Je quittais mon premier emploi, celui de professeur d'arts martiaux. J'ai découvert Mazunte en m'inscrivant à une retraite d'un mois dans une école de yoga et de méditation. Je suis tombé amoureux des vagues, le surf y est excellent. Et comme je cherchais un nouveau logement, j'ai décidé de faire mes valises, de charger un van et de prendre la route.
Attends ! C'est un grand changement de carrière comme ça. À quoi pensais-tu ?

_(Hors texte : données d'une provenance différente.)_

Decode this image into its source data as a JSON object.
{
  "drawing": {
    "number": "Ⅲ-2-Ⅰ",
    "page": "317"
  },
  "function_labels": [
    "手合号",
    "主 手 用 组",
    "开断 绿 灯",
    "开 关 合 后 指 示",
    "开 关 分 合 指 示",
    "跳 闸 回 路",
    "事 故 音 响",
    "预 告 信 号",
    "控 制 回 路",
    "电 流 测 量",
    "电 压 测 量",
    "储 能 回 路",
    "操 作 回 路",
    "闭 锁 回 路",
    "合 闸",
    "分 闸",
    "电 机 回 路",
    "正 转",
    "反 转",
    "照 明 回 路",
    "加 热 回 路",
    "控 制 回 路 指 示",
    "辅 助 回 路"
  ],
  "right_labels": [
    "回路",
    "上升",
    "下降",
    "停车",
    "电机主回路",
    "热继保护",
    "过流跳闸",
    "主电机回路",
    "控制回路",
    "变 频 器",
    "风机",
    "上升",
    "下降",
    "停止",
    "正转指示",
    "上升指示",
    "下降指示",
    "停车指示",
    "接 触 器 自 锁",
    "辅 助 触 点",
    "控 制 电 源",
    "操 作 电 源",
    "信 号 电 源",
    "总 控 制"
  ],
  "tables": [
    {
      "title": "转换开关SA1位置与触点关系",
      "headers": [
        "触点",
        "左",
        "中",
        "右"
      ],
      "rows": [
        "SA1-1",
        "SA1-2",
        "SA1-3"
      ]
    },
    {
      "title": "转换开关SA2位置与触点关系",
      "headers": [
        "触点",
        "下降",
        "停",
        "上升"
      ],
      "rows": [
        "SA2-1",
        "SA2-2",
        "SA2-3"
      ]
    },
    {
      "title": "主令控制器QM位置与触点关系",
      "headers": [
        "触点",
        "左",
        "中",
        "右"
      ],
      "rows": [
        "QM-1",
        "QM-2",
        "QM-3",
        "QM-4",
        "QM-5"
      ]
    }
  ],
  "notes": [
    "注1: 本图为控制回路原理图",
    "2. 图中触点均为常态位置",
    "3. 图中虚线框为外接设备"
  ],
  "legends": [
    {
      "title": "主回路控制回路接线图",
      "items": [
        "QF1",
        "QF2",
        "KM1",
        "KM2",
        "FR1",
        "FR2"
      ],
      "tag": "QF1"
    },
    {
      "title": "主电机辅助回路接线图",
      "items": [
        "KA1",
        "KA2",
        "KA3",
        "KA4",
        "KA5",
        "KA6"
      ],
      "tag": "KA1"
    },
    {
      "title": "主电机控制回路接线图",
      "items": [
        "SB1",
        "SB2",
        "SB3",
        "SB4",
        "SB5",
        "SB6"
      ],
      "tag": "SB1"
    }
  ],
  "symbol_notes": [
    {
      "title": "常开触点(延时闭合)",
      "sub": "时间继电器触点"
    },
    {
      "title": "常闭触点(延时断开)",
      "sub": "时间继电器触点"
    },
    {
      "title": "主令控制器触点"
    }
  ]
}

Oui, j'étais propriétaire d'une école d'arts martiaux. J'y ai travaillé pendant dix ans. Mais la vie est ainsi faite. Ma vie a basculé du jour au lendemain et, honnêtement, j'étais déprimé, sans but précis. Ce n'est pas très gratifiant de n'avoir aucun objectif dans la vie. J'ai donc réservé une place pour cette retraite, et une fois que j'ai retrouvé mes idées claires, ce projet était parfait. Il m'a aidée à me rétablir.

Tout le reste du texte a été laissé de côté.